Alla fine questo anno della fede, la liturgia ci invita così a rimanere ai piedi del Crocifisso e a custodire il dono immenso della sua amicizia: la vera luce che illumina la nostra vita. L'omelia di questa Domenica scritta da don Gianni Ghiglione.
Nella festa di Nostro Signore Gesù Cristo Re dell'Universo la liturgia di quest'anno mette davanti ai nostri occhi l'immagine del Crocifisso.
Un re crocifisso, come sottolinea la scritta che campeggia sulla croce descritta nel Vangelo di Luca: “Questi è il Re dei Giudei”.
Un re umiliato e sbeffeggiato, ma glorioso nella potenza del suo amore divino che dona al ladrone pentito il Paradiso, la vita nell'eternità.
Un'immagine che si è impressa nei miei occhi in modo particolare alcuni giorni fa, in occasione del funerale di una parente presso il duomo di Vercelli. Nella cattedrale dedicata a sant'Eusebio campeggia infatti un grande crocifisso d'argento con la corona sul capo, maestoso. Un segno che ha illuminato di speranza la mesta occasione: l'unica speranza che vince la morte, secondo la narrazione della scena evangelica.
Gesù splende sulla nostra vita dall'alto della croce come il “Sole che sorge“ descritto nel cantico di Zaccaria, capace di illuminare ogni oscurità. E' in lui l'origine è la meta di ogni nostro agire, l'amore che scalda il cuore, il senso che rischiara la nostra intera esistenza.
Sono ormai alcuni anni che, grazie all'invito di don Gianni, ho l'occasione di riflettere sulla festa di Cristo Re. Anni in cui la mia vita è cambiata, in cui i momenti lieti si sono alternati anche a tanti periodi bui.
Ora più che mai rivolgo il mio sguardo a Gesù Crocifisso e rimango sotto la croce, alla luce della sua Luce.
Risuonano in me alcune parole del Santo Padre pronunciate in occasione della sua recente visita ad Assisi, quando invitava a “lasciarsi guardare da Gesù nel momento in cui dona la vita per noi e ci attira a Lui”, sull'esempio di san Francesco. Le ho rilette da poco, per caso, e trovo esprimano in modo molto bello il grande dono d'amore di Dio per ognuno di noi, l'annuncio luminoso della nostra fede. “In quel crocifisso- così rifletteva il santo Padre in riferimento all'esperienza vissuta dal poverello di Assisi nella chiesetta di san Damiano - “ Gesù non appare morto, ma vivo! Il sangue scende dalle ferite delle mani, dei piedi e del costato, ma quel sangue esprime vita. Gesù non ha gli occhi chiusi, ma aperti, spalancati: uno sguardo che parla al cuore. E il Crocifisso non ci parla di sconfitta, di fallimento; paradossalmente ci parla di una morte che è vita, che genera vita, perché ci parla di amore, perché è l’Amore di Dio incarnato, e l’Amore non muore, anzi, sconfigge il male e la morte. Chi si lascia guardare da Gesù crocifisso viene ri-creato, diventa una «nuova creatura». Da qui parte tutto: è l’esperienza della Grazia che trasforma, l’essere amati senza merito, pur essendo peccatori.”

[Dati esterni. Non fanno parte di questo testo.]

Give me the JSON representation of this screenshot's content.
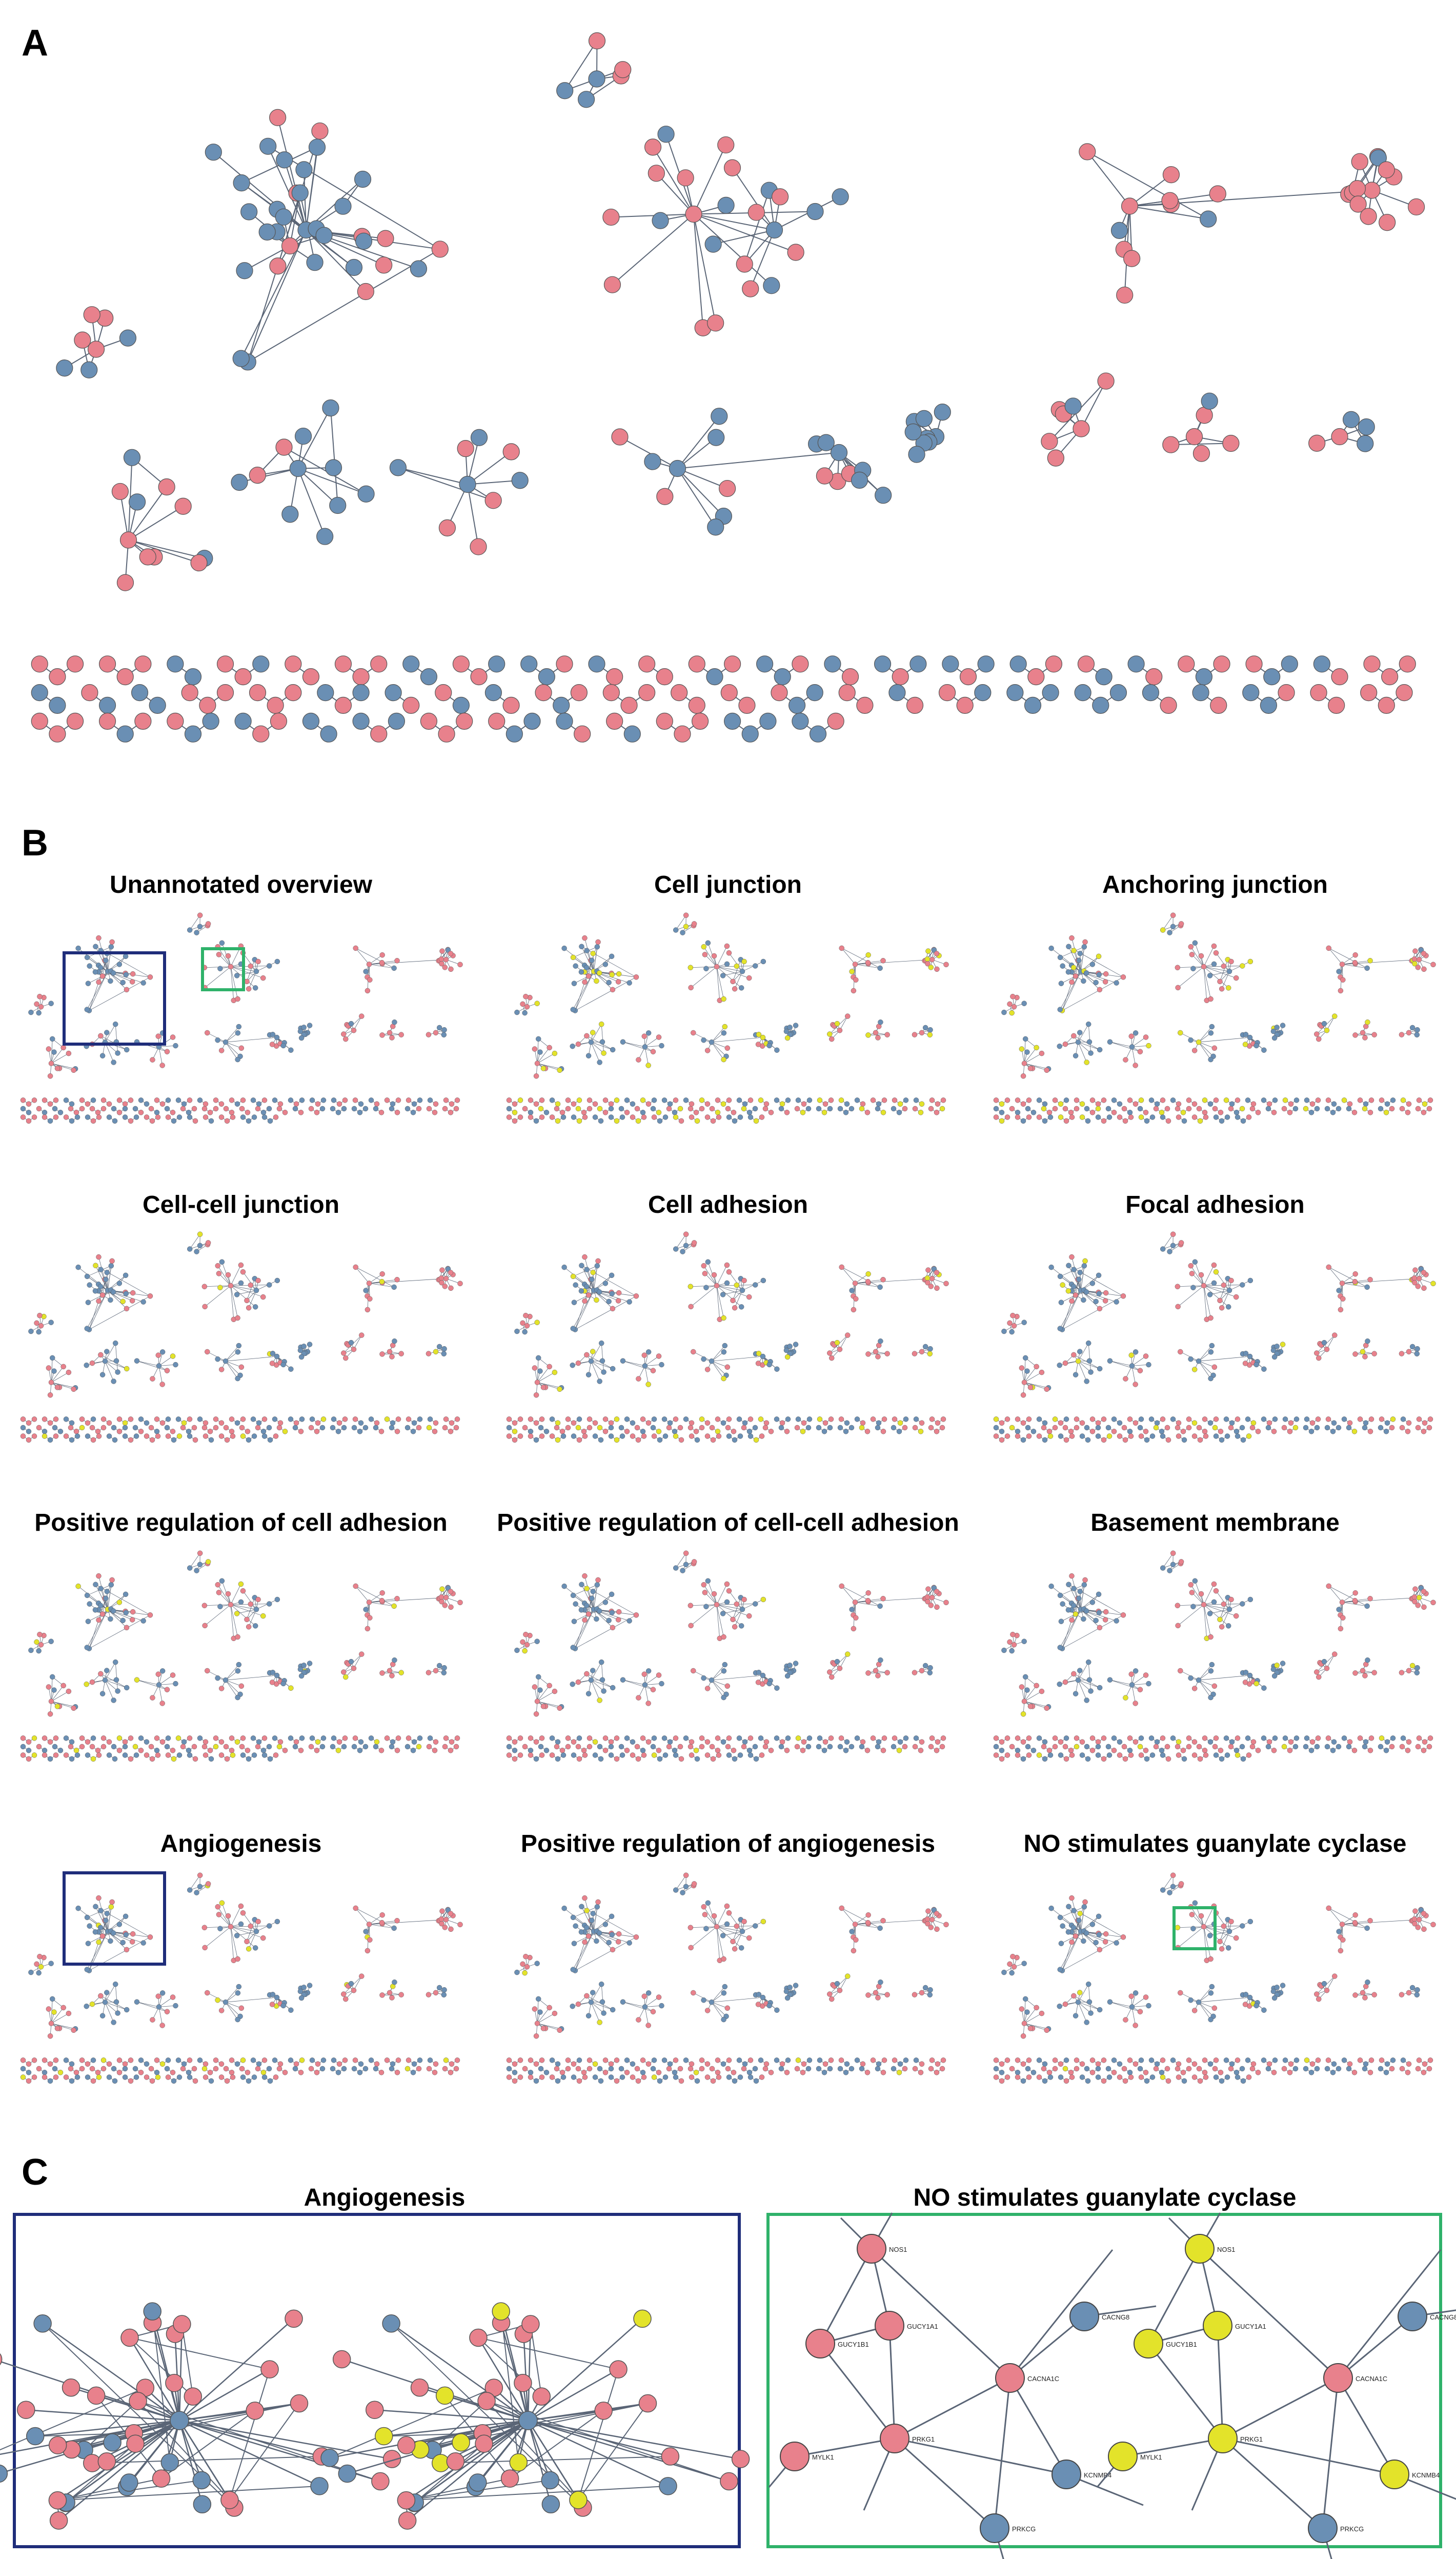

Gesù, il Sole di giustizia che brilla sulla croce, illumina le nostre vite e l'intera storia con la speranza che viene dal suo amore. Come dice papa Francesco, si tratta di un amore capace di rinnovarci e trasmetterci una nuova vita: la vita nella libertà dei figli di Dio. San Paolo descrive questo con parole commoventi nella lettera ai Colossesi, la seconda lettura che verrà proclamata domenica.
Nell'amore che Gesù ci dona attraverso la sua morte in croce trova compimento ogni nostro affetto terreno e ogni realtà dell'intero universo, tutto ciò che di bello possiamo sperimentare nella vita. L'intera storia viene ricapitolata in Lui che ne è misteriosamente anche l'origine.
Alla fine questo anno della fede, la liturgia ci invita così a rimanere ai piedi del Crocifisso e a custodire il dono immenso della sua amicizia: la vera luce che illumina la nostra vita.
Solo nell'abbandono fiducioso all'amore di Gesù morto e risorto per noi- quali tralci uniti alla Vite-possiamo vivere con speranza il presente, nella consapevolezza che la nostra esistenza e l'intera storia è custodita nelle mani di Dio e dalla sua amorevole Provvidenza per un destino di eterna felicità: il Paradiso promesso al buon ladrone.